Zuckerberg showed off the “Butterscotch” VR headset prototype which can display near retinal resolution – allowing the wearer to read the bottom line of an eye test in VR. Achieving this feat required halving the field of view of Meta’s current Quest 2 headset.

Meanwhile, improving the high dynamic range of VR headsets will deliver more realistic brightness, shadows, contrast and colour depth. 

Meta’s “Starburst” HDR prototype can produce up to 20,000 nits of brightness – a vast leap from the Quest 2’s 100 nits and brighter than high-end televisions – in an effort to underpin HDR. With exposed wires, and cooling fans strapped above each eyepiece, the prototype is too large and unwieldy to wear and must be held like binoculars.

Looking to the future, the use of eye tracking will allow VR headsets to allocate resolution to where the wearing is looking, while variable focal depth will allow wearers to easily focus on nearby and far away objects, as well as fix optical distortions inherent in current lenses. 

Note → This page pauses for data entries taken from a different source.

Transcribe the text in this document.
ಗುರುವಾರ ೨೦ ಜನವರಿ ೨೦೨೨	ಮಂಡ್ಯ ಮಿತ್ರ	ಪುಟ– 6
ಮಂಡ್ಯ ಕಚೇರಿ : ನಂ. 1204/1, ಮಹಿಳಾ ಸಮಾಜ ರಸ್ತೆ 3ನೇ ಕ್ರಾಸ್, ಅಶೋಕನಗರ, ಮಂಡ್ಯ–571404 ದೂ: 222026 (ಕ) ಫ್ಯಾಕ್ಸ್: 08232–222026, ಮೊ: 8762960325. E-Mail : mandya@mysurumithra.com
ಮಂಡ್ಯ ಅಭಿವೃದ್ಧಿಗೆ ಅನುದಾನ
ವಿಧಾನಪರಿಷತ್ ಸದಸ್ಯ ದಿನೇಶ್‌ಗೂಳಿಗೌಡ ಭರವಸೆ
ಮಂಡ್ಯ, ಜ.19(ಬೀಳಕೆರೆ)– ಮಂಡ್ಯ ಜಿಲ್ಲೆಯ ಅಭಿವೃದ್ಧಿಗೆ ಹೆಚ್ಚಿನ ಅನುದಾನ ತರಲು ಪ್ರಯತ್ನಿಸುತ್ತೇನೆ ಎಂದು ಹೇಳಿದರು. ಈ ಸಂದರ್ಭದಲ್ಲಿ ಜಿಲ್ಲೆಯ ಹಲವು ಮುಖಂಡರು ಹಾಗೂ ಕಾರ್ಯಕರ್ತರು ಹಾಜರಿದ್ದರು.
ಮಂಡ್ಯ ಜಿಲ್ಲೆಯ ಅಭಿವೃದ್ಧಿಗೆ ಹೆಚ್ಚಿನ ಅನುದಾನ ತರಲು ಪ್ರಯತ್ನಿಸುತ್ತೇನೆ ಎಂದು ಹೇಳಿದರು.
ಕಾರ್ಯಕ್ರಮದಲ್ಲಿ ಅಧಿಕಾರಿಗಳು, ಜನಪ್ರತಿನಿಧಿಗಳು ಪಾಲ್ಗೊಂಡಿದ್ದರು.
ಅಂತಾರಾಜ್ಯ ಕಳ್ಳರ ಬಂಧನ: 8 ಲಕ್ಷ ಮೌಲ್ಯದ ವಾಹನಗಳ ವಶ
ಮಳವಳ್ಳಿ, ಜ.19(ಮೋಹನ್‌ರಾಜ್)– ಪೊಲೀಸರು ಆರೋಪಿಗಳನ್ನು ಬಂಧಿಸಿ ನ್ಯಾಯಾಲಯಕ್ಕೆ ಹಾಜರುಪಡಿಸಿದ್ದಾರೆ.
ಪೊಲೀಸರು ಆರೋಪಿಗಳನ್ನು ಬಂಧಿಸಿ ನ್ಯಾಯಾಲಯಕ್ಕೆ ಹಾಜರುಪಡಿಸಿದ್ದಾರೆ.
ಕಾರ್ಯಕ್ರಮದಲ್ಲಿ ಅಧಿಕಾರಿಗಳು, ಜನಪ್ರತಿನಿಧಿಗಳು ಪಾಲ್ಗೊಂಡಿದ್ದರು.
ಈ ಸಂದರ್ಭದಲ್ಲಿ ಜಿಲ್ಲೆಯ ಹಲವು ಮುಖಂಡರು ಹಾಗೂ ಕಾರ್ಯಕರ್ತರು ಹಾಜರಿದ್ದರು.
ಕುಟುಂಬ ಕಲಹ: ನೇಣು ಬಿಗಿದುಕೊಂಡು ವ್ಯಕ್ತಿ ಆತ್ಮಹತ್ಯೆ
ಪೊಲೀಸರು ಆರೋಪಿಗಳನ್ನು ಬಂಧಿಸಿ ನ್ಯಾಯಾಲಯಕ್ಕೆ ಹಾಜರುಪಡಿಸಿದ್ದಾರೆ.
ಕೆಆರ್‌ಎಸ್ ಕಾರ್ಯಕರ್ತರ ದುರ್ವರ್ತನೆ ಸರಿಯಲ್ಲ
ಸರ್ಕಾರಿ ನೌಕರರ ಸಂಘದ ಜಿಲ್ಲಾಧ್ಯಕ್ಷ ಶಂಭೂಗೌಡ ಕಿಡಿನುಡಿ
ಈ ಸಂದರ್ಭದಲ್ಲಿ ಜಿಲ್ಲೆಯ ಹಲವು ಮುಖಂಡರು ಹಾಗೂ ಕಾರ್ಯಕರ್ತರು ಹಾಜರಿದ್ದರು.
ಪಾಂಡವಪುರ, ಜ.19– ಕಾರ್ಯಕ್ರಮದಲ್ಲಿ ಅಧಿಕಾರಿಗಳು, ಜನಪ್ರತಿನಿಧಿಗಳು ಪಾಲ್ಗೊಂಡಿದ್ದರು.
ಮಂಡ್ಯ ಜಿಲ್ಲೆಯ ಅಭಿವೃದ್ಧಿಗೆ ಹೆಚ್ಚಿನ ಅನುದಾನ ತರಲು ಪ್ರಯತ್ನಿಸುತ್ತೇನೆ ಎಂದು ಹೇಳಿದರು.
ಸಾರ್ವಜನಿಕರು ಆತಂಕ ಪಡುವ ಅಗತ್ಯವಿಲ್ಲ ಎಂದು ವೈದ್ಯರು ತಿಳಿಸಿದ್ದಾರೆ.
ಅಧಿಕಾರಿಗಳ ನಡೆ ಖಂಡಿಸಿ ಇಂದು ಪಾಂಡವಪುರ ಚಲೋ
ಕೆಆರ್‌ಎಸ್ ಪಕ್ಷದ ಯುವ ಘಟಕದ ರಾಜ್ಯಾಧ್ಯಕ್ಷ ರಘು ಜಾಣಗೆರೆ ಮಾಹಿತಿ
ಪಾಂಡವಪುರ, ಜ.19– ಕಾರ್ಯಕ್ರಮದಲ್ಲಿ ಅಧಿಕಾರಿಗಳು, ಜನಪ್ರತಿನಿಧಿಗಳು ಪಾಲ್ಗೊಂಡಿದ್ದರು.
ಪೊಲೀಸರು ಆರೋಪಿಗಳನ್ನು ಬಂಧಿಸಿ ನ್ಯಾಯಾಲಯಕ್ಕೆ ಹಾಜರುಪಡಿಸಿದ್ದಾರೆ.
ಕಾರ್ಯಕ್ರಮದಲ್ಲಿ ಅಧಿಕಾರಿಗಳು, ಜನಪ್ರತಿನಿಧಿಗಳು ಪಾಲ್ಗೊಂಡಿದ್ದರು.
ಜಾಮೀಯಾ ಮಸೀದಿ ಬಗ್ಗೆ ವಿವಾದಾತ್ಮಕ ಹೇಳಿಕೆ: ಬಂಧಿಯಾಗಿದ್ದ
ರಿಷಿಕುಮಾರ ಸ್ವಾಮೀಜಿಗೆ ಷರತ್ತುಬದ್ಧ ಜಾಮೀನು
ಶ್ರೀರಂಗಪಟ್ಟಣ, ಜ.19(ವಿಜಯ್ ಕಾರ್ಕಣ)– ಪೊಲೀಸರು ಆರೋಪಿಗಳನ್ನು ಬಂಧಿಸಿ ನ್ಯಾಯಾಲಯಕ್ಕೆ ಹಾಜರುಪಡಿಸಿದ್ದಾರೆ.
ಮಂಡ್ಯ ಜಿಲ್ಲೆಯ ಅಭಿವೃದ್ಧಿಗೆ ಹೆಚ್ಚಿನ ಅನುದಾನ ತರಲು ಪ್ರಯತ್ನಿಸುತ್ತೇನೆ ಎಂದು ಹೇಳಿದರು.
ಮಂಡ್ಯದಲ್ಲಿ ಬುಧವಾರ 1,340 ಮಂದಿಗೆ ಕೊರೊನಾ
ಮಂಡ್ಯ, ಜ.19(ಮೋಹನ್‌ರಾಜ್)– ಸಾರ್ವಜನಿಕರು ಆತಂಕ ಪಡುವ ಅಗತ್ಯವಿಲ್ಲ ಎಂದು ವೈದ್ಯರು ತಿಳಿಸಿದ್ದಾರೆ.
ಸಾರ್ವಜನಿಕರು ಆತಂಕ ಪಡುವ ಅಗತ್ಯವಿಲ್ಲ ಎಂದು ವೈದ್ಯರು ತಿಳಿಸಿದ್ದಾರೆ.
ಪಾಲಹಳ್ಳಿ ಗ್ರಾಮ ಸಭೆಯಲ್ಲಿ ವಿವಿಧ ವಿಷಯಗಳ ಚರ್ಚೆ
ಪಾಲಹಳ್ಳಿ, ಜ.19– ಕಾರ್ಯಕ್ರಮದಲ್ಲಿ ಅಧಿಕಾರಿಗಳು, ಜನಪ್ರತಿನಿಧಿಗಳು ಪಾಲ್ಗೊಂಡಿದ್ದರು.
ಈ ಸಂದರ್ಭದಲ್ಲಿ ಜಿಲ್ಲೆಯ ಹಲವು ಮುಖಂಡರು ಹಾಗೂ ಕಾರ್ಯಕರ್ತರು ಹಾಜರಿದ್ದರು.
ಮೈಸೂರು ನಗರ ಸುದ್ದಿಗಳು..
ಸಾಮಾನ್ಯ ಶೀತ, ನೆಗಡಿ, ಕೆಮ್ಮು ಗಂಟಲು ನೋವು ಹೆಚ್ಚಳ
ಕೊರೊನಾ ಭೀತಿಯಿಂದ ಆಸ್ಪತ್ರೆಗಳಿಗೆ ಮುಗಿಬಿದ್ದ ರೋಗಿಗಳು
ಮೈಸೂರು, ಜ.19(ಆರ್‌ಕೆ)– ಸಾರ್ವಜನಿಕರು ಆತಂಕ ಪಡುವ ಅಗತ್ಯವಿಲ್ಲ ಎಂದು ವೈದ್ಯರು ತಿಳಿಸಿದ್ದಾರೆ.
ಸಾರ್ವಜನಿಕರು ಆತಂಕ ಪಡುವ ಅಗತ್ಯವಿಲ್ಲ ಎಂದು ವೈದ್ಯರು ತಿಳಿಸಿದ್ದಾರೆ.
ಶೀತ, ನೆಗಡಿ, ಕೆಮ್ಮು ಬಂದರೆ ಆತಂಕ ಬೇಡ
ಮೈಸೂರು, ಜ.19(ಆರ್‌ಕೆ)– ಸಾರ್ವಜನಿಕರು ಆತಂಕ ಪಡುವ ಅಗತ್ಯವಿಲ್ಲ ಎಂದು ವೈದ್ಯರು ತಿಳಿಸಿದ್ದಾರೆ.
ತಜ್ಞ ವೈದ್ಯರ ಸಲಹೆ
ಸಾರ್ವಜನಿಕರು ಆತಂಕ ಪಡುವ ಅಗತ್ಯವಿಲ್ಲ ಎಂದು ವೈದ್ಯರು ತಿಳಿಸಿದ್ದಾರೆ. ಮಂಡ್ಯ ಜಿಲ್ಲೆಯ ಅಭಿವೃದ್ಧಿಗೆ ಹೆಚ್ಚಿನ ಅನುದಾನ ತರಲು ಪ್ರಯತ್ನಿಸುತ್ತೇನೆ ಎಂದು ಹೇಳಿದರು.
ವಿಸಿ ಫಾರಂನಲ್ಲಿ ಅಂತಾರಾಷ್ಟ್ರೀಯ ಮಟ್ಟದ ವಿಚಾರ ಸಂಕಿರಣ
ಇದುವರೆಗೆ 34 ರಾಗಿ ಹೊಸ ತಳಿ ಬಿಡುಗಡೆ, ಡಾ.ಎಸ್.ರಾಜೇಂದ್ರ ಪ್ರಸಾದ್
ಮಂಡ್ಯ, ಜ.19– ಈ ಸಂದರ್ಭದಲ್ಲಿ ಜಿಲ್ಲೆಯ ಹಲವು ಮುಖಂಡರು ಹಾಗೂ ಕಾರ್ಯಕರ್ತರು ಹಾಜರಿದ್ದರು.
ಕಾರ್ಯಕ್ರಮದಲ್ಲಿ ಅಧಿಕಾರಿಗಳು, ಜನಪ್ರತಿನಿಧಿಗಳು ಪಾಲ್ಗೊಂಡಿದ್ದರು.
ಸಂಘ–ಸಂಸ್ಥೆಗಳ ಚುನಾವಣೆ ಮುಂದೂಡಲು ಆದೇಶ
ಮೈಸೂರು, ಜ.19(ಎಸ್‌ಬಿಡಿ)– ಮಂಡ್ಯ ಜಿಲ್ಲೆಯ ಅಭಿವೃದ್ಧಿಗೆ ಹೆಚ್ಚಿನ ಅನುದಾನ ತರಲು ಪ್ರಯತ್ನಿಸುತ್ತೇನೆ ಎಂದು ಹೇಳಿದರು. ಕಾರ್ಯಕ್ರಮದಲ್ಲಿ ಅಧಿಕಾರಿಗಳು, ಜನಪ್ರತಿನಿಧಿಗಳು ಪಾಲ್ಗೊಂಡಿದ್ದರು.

The “Mirror Lake” prototype is still at the concept stage, but promises to offer mechanical varifocal lenses and eye tracking, with the benefit of holographic lenses. The presentation also included Half Dome 3, the latest in a series of VR headset prototypes which can shift focal planes depending on where the wearer is looking.

Once these individual challenges are overcome with Meta VR headset prototypes, the next challenge is combining all these technological breakthroughs into compact, lightweight VR headsets which can run on batteries for extended periods.

Zuckerberg unveiled the fully-functional Holocake 2 prototype, Meta’s thinnest VR headset yet, which must be tethered to a PC. It is the successor to a 2020 design built on holographic optics, a light-bending technique which allows an almost flat panel to replace the traditional thick refractive lens.